Historical Inaccuracy in Hollywood – Part 2

Historical Inaccuracy in Hollywood – Part 2

300

Based on the Frank Miller graphic novel of the same name, 300 is based on the true story of the Battle of Thermopylae in which 300 Spartan soldiers stood with a united Greece to fight off a Persian invasion force that is believed to number in the hundreds of thousands. In the film 300 Spartans stand alone holding off the forces of the somewhat bizarre giant of a leader Xerxes. Xerxes is depicted as an evil monster carried by waves of slaves and intent on crushing all who oppose him. The Spartans fight to their last man in order to hold off them off witch nothing but capes and loincloths as protection, showing off their chiselled abs in the process. It’s certainly a stylised take that is clearly inspired by myth and fantasy as much as it is the history. First off, the Spartans did not stand alone, they stood with 700 Thespians along with 900 helots and a further 400 Thebans. The Spartans would have of course also worn armour and helmets to protect from things like arrows, swords and general battle dangers. Perhaps the biggest injustice in the film is the representation of Persian forces, a cruel army, some of which are simply faceless killing machines. Also, though depicted with countless slaves their Zoroastrian beliefs forbade slavery and just to add insult to injury Sparta not only had slaves but were one of the biggest holders of them in Ancient Greece.

The Patriot

Let’s Welcome Mel Gibson back to the plate, this time under the direction of Roland Emmerich in the 2000 blockbuster epic, The Patriot. Set during the American revolution during the War of Independence, this is the story Benjamin Martin (Gibson), a retired soldier who want’s nothing more to do with fighting since his time in French Indian War.

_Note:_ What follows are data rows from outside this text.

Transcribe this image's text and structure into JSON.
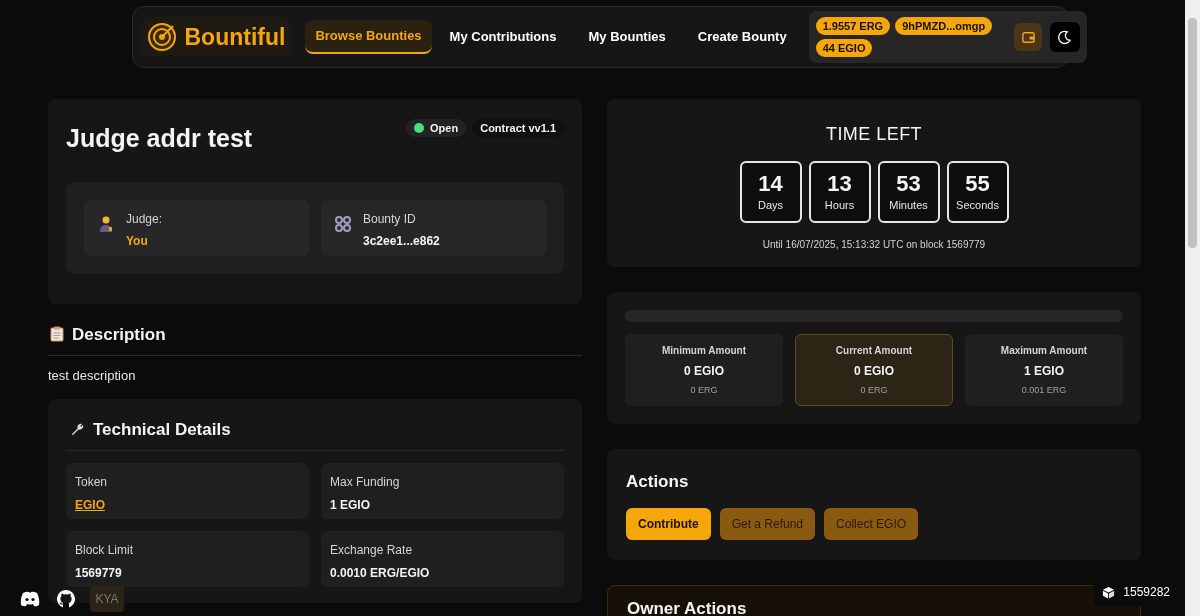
{
  "brand": {
    "name": "Bountiful"
  },
  "nav": [
    {
      "label": "Browse Bounties",
      "selected": true
    },
    {
      "label": "My Contributions",
      "selected": false
    },
    {
      "label": "My Bounties",
      "selected": false
    },
    {
      "label": "Create Bounty",
      "selected": false
    }
  ],
  "wallet": {
    "badges": [
      "1.9557 ERG",
      "9hPMZD...omgp",
      "44 EGIO"
    ]
  },
  "bounty": {
    "title": "Judge addr test",
    "status": {
      "label": "Open",
      "color": "#4ade80"
    },
    "contract": "Contract vv1.1",
    "info": [
      {
        "label": "Judge:",
        "value": "You",
        "kind": "judge"
      },
      {
        "label": "Bounty ID",
        "value": "3c2ee1...e862",
        "kind": "id"
      }
    ]
  },
  "description": {
    "heading": "Description",
    "text": "test description"
  },
  "technical": {
    "heading": "Technical Details",
    "items": [
      {
        "label": "Token",
        "value": "EGIO",
        "kind": "link"
      },
      {
        "label": "Max Funding",
        "value": "1 EGIO",
        "kind": "text"
      },
      {
        "label": "Block Limit",
        "value": "1569779",
        "kind": "text"
      },
      {
        "label": "Exchange Rate",
        "value": "0.0010 ERG/EGIO",
        "kind": "text"
      }
    ]
  },
  "countdown": {
    "title": "TIME LEFT",
    "units": [
      {
        "value": "14",
        "label": "Days"
      },
      {
        "value": "13",
        "label": "Hours"
      },
      {
        "value": "53",
        "label": "Minutes"
      },
      {
        "value": "55",
        "label": "Seconds"
      }
    ],
    "until": "Until 16/07/2025, 15:13:32 UTC on block 1569779"
  },
  "funding": {
    "level": 0,
    "amounts": [
      {
        "label": "Minimum Amount",
        "token": "0 EGIO",
        "erg": "0 ERG",
        "highlighted": false
      },
      {
        "label": "Current Amount",
        "token": "0 EGIO",
        "erg": "0 ERG",
        "highlighted": true
      },
      {
        "label": "Maximum Amount",
        "token": "1 EGIO",
        "erg": "0.001 ERG",
        "highlighted": false
      }
    ]
  },
  "actions": {
    "heading": "Actions",
    "buttons": [
      {
        "label": "Contribute",
        "disabled": false
      },
      {
        "label": "Get a Refund",
        "disabled": true
      },
      {
        "label": "Collect EGIO",
        "disabled": true
      }
    ]
  },
  "owner_actions": {
    "heading": "Owner Actions"
  },
  "footer": {
    "kya": "KYA",
    "block": "1559282"
  }
}
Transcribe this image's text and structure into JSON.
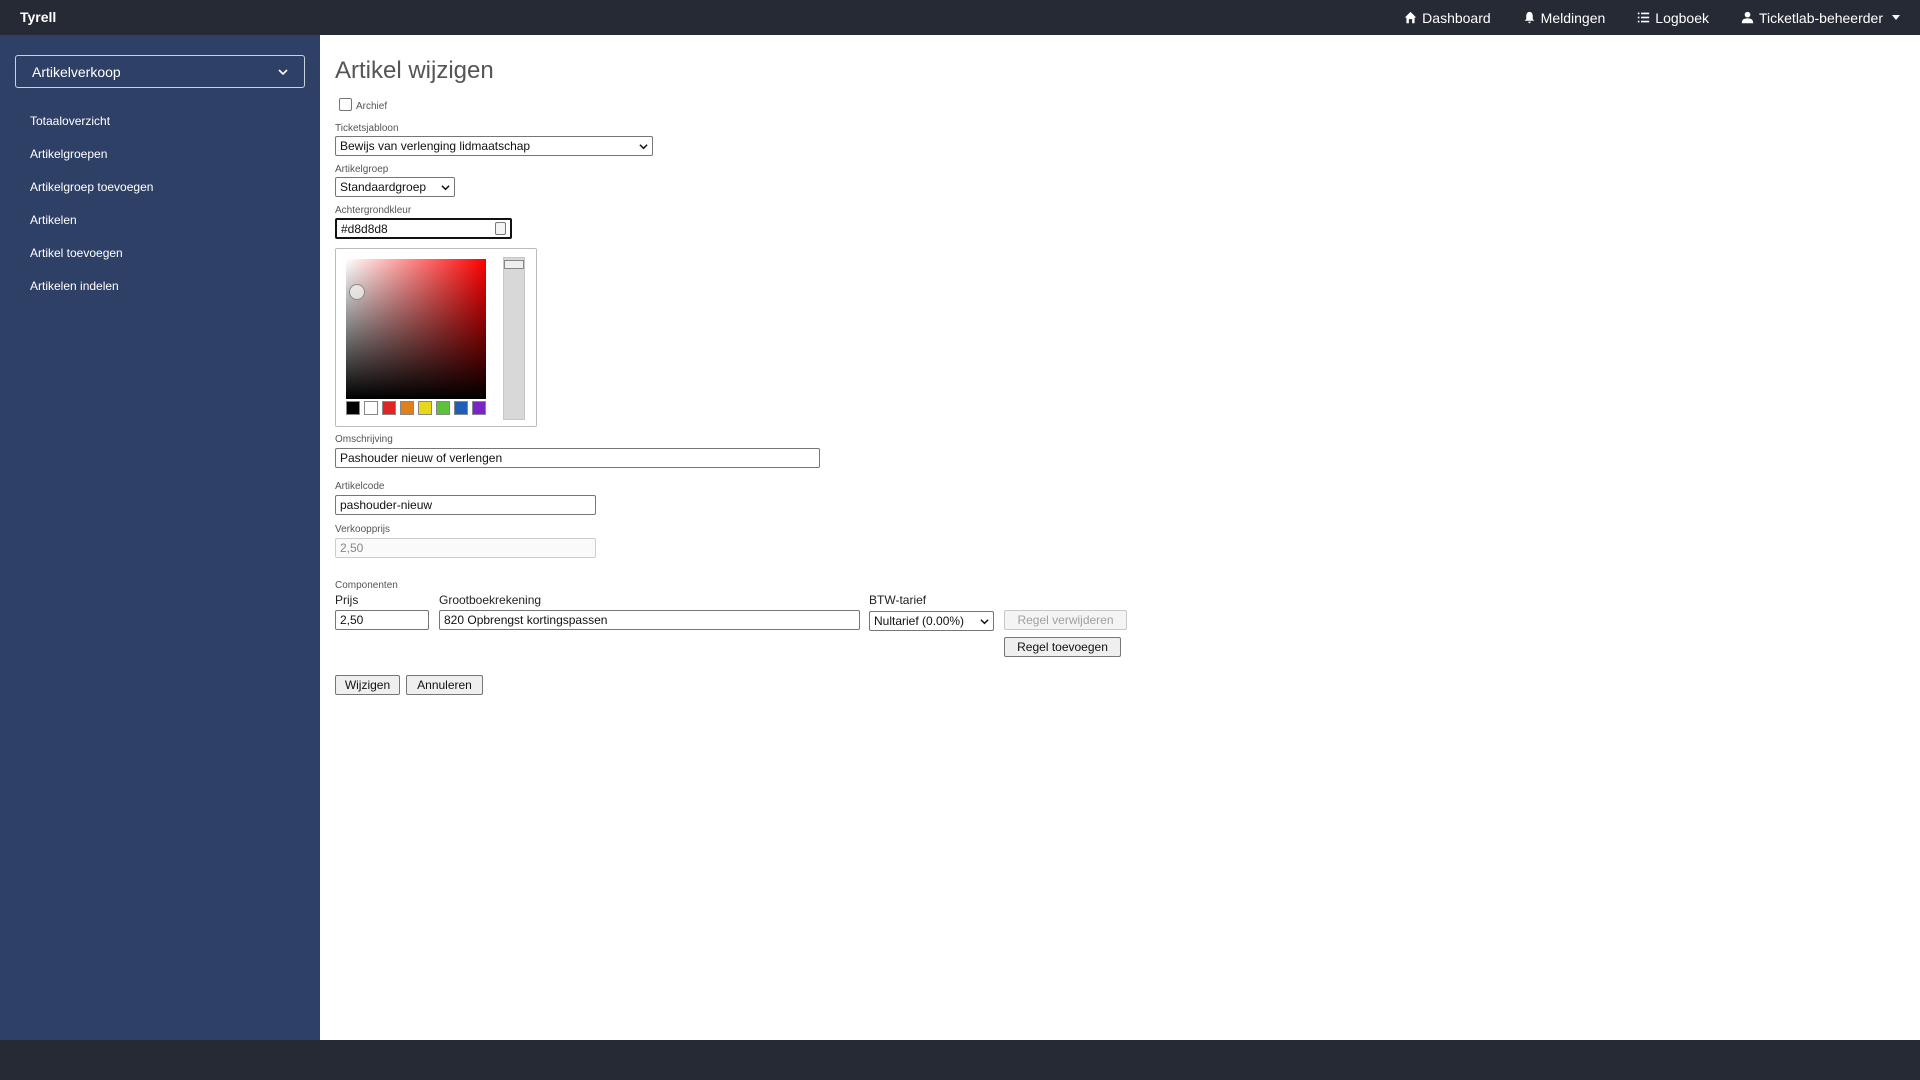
{
  "app": {
    "brand": "Tyrell"
  },
  "topnav": [
    {
      "label": "Dashboard",
      "icon": "home-icon"
    },
    {
      "label": "Meldingen",
      "icon": "bell-icon"
    },
    {
      "label": "Logboek",
      "icon": "list-icon"
    },
    {
      "label": "Ticketlab-beheerder",
      "icon": "user-icon"
    }
  ],
  "sidebar": {
    "module": "Artikelverkoop",
    "items": [
      {
        "label": "Totaaloverzicht"
      },
      {
        "label": "Artikelgroepen"
      },
      {
        "label": "Artikelgroep toevoegen"
      },
      {
        "label": "Artikelen"
      },
      {
        "label": "Artikel toevoegen"
      },
      {
        "label": "Artikelen indelen"
      }
    ]
  },
  "page": {
    "title": "Artikel wijzigen"
  },
  "form": {
    "archive_label": "Archief",
    "ticket_template": {
      "label": "Ticketsjabloon",
      "value": "Bewijs van verlenging lidmaatschap"
    },
    "article_group": {
      "label": "Artikelgroep",
      "value": "Standaardgroep"
    },
    "background_color": {
      "label": "Achtergrondkleur",
      "value": "#d8d8d8"
    },
    "description": {
      "label": "Omschrijving",
      "value": "Pashouder nieuw of verlengen"
    },
    "article_code": {
      "label": "Artikelcode",
      "value": "pashouder-nieuw"
    },
    "sale_price": {
      "label": "Verkoopprijs",
      "value": "2,50"
    },
    "components": {
      "label": "Componenten",
      "headers": {
        "price": "Prijs",
        "ledger": "Grootboekrekening",
        "vat": "BTW-tarief"
      },
      "row": {
        "price": "2,50",
        "ledger": "820 Opbrengst kortingspassen",
        "vat": "Nultarief (0.00%)"
      },
      "remove_label": "Regel verwijderen",
      "add_label": "Regel toevoegen"
    },
    "submit_label": "Wijzigen",
    "cancel_label": "Annuleren"
  },
  "swatch_colors": [
    "#000000",
    "#ffffff",
    "#e02424",
    "#e0801c",
    "#e8d81c",
    "#5cc23c",
    "#1c5fb4",
    "#7a24c8"
  ]
}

He hopes not to be a part of this one until an English Colonel named Tarleton shoots his young son in cold blood. In order to avenge him and free his country from the menace of the English he fight’s and of course basically singlehandedly frees America. Much like Braveheart this is another film that ignores true history so much it’s basically a fantasy tale. Let’s start with the main character, Martin is based on a man named Francis Marion and though he was a leader of a guerrilla faction he wasn’t the honourable and wholesome man projected here, in fact an article in The Guardian reported that he was a “serial rapist who hunted Red Indians for fun”. Tarleton was based on Colonel by the same name amongst the English forces, his cruel representation has been questioned by historian too. Though he was involved in the Wrexham Massacre which is portrayed in the film he has no record of breaking the rules of war, let alone shoot a child in cold blood. Another ‘icing on the cake’ moment here, the final battle in the film in which Martin defeats not only the English but the wicked Col. Tarleton is the battle of Guildford Court House, in actuality the Americans lost this battle. History be damned!